Le più tenaci opposizioni all’idea di una fondazione etrusca della città, sostenuta già nel IV secolo dallo storico Rufio Festo e in tempi più recenti da Wilhelm Schulze, si basano sulla dichiarata assenza di qualsiasi traccia di cultura etrusca nell’area del Tuscolo.
C’è da dire che comunque le sepolture a colombario (o comunque, i colombai) comparirono in Etruria intorno al III secolo a.C., pertanto siamo lontani dai tempi arcaici della fondazione della città.

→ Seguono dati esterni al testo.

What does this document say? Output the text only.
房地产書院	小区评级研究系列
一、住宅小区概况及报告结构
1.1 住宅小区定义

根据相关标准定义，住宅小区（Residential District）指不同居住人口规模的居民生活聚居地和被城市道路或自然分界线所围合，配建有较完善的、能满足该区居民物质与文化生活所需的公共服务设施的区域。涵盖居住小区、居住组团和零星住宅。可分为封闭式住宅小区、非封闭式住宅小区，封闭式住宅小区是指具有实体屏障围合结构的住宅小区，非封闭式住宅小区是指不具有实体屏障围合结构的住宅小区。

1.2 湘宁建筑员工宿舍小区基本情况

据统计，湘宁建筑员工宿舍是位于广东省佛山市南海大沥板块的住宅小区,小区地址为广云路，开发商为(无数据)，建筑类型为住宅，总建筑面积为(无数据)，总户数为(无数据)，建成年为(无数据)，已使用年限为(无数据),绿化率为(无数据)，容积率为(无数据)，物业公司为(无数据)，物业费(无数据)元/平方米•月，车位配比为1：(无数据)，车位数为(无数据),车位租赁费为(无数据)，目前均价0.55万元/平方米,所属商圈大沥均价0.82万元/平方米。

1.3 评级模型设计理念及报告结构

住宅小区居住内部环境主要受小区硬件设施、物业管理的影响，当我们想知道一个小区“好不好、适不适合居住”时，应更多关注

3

Ma forse la pietra ha ancora dei segreti da sussurrare.

Alessandra

N.B. La cavità in cui è situato il colombario porta segni evidenti di frequentazione assidua da parte di cinghiali e l’intera cavità appare estremamente friabile, pertanto siate cauti nel caso in cui voleste avvicinarvi. Non vi sono sentieri che conducono in questo luogo e in alcuni momenti dell’anno la vegetazione potrebbe essere troppo fitta per consentirvi di raggiungerlo.